The history of the military resistance represents a unique example of the conflict between politics and warfare. Tresckow and Stauffenberg took the action they did, because they recognized the pointlessness of continuing the war on Hitler’s terms, and they feared involvement of the Wehrmacht in the escalation of Nazi crimes. Without the willingness of the Wehrmacht to submit to a great extent to Hitler’s demand for a war of racial extermination, those crimes would have been impossible, notwithstanding isolated attempts to free the army from the odium of this criminal policy. After the defeat on the outskirts of Moscow in the winter of 1941, this gradually began to change, but the decision to take a genuinely opposing stand was made by only a few, a fact which rules out military opposition as an alibi for the Wehrmacht as a whole.9

It is significant that the decision to act to save Germany came from senior army officers who made no secret of the fact that, unless the dictator was put out of action, Germany was heading for catastrophe. This knowledge was combined with a growing feeling of remoteness from the military and political style of the regime, which was trampling on the Prussian tradition, while at the same time trying to exploit it. The position of the predominantly conservative group of officers who had originally – and with very few exceptions – welcomed the ‘National-Socialist rising’, was summed up most cogently by Fritz-Dietlof von der Schulenburg, when he said that ‘the Prussian challenge to the Reich’ stood as firmly as ever.

1. In the German invasion of Russia in 1941, Army Group Centre was the force that advanced through Byelorussia with the objective of capturing Moscow.

2. Kurt von Schleicher was both an army general and Chancellor (December 1932–January 1933).

3. The ‘Commissar Decree’ stated that all communist political commissars, who were present in every unit of the Red Army, should be liquidated.

4. Feldmarschall Günther von Kluge (1882–1944). Replaced von Bock as commander-in-chief of Army Group Centre in December 1941. In July 1944 he replaced Rommel as commander in France, but was quickly relieved of his post by Hitler, for failing to uncover the July Bomb Plot. Though he had refused to join the plotters, he had promised help after Hitler’s removal. When ordered back to Germany, he committed suicide.

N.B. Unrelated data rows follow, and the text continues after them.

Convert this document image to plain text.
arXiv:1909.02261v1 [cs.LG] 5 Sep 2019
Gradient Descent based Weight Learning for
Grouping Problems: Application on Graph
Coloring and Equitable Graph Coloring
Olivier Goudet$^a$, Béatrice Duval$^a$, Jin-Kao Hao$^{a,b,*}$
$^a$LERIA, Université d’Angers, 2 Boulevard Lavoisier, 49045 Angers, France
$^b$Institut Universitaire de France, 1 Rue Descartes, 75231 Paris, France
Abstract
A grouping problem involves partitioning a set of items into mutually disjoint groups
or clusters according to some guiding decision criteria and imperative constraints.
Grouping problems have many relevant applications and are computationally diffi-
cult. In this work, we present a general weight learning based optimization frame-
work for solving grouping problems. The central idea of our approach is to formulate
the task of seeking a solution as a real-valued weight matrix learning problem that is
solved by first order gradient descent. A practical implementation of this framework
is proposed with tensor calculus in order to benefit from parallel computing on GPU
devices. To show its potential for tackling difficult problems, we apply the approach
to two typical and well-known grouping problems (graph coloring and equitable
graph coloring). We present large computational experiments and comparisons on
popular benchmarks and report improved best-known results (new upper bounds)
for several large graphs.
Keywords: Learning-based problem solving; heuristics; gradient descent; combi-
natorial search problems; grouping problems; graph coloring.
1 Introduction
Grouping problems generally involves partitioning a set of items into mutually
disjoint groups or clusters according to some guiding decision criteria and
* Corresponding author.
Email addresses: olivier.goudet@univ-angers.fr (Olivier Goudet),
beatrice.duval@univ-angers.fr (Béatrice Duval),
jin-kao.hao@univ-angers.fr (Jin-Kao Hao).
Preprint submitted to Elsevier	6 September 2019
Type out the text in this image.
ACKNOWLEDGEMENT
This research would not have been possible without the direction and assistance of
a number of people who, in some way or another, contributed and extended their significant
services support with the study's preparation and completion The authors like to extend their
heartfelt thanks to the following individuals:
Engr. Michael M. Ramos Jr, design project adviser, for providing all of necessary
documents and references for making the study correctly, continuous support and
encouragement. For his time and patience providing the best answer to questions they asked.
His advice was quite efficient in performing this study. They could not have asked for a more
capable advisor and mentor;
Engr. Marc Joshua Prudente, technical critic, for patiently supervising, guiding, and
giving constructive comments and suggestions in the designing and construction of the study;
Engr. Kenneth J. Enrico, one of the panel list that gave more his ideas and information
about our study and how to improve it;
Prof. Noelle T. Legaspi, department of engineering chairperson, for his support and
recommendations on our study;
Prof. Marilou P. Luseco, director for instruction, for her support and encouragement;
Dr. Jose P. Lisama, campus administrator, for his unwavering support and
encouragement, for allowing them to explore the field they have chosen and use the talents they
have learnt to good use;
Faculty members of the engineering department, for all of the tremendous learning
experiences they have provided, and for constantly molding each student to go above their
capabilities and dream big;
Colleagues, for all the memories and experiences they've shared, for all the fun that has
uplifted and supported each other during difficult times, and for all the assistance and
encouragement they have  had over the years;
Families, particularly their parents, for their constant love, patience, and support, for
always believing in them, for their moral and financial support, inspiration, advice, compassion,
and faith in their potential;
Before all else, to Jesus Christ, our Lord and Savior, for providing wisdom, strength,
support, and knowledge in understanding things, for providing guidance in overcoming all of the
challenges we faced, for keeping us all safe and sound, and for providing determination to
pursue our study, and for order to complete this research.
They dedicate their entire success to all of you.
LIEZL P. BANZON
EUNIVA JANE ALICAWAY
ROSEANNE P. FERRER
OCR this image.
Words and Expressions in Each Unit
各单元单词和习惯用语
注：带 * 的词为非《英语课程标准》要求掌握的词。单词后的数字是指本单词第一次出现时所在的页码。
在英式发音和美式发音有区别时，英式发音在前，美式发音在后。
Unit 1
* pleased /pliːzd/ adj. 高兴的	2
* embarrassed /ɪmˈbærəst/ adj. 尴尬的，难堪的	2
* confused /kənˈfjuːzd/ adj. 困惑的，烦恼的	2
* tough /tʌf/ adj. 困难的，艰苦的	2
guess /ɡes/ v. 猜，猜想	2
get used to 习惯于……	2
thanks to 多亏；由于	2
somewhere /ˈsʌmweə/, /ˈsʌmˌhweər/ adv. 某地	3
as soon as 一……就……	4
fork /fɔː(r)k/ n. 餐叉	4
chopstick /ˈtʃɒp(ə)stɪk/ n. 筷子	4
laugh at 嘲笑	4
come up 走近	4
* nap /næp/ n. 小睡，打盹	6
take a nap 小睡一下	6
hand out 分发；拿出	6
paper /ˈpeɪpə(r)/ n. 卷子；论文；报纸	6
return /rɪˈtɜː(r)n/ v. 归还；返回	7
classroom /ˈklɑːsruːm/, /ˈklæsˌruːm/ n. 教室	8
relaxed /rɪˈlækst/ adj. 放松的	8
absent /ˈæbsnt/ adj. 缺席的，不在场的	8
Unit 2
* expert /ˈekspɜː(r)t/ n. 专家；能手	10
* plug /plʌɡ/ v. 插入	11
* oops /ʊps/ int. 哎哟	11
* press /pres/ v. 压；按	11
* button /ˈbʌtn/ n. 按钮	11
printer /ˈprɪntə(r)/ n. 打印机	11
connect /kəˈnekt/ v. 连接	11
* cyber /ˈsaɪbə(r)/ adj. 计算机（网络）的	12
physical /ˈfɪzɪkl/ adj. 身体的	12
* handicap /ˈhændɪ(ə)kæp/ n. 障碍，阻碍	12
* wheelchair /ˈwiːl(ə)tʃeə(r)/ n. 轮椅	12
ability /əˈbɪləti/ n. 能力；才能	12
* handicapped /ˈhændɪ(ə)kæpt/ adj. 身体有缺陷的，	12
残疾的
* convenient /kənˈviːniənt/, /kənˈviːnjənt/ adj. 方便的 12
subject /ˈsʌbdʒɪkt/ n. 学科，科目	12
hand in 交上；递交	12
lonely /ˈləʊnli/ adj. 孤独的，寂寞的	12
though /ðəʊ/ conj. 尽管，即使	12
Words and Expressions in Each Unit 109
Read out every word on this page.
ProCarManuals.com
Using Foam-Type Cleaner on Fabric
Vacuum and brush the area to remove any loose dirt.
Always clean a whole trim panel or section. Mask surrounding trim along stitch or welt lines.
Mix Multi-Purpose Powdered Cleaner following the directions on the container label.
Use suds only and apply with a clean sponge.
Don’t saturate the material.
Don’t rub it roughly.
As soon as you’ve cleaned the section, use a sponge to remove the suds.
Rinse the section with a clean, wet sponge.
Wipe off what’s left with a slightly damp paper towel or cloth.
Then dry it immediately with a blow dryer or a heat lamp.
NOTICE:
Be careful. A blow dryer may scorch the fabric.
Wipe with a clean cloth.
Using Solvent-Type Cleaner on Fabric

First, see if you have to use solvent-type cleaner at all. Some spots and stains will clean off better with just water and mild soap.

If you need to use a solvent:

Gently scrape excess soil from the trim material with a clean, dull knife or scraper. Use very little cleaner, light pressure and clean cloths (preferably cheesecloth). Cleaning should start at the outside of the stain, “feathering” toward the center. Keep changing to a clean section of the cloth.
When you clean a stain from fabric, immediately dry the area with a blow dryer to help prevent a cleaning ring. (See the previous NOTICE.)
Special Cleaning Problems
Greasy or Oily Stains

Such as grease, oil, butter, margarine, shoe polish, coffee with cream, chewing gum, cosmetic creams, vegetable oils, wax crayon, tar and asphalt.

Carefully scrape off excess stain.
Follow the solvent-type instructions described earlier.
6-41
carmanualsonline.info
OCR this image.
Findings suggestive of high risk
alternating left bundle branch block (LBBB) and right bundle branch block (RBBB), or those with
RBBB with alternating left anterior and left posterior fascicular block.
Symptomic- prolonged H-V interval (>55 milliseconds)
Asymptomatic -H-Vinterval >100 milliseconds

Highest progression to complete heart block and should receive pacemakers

5. Otto Braun (1872–1955). Prime Minister of Prussia in the Weimar republic, who pursued a notably independent line until forcibly removed from office by Chancellor Papen in 1932.

6. Erich von Manstein (1887–1973). One of Hitler’s most brilliant army commanders. In 1940 he masterminded the invasion of France. In the Russian campaign he commanded the 11th Army on the southern flank and then the Army Group Don. He was promoted to field marshal in July 1942. However, he had frequent strategic disagreements with Hitler and was relieved of his command in March 1944. Having some Jewish blood (his real name was Lewinski), Manstein may have felt insecure and therefore anxious not to show any sympathy towards the Jews.

7. The Einsatzgruppen (‘action squads’) were irregular units commanded by SS officers, which assiduously performed the task of murdering hundreds of thousands of Jews, Soviet officials and other Russians behind the lines and sometimes with the active assistance of the regular Wehrmacht.

8. Arthur Nebe (1894–1945). An enigmatic figure, he secretly joined the Nazi Party before 1933. However, as head of the Criminal Police he refused to have Hitler’s rival, Gregor Strasser, liquidated, and later leaked information about the Gestapo to the resistance, through Gisevius (q.v.). On the other hand, as a senior SS officer he commanded an Einsatzgruppe in Russia in 1941, was seen as a possible successor to Heydrich in 1942 and, in 1944, was sufficiently trusted by Himmler to be put in charge of investigating the July Bomb Plot. In the end his links to the resistance were uncovered and he was himself executed.

9. This was the message of a series of events in January–February 1998 put on by the press office of the City of Frankfurt for the opening of the Resistance Exhibition mounted by the Office of Research into Military History.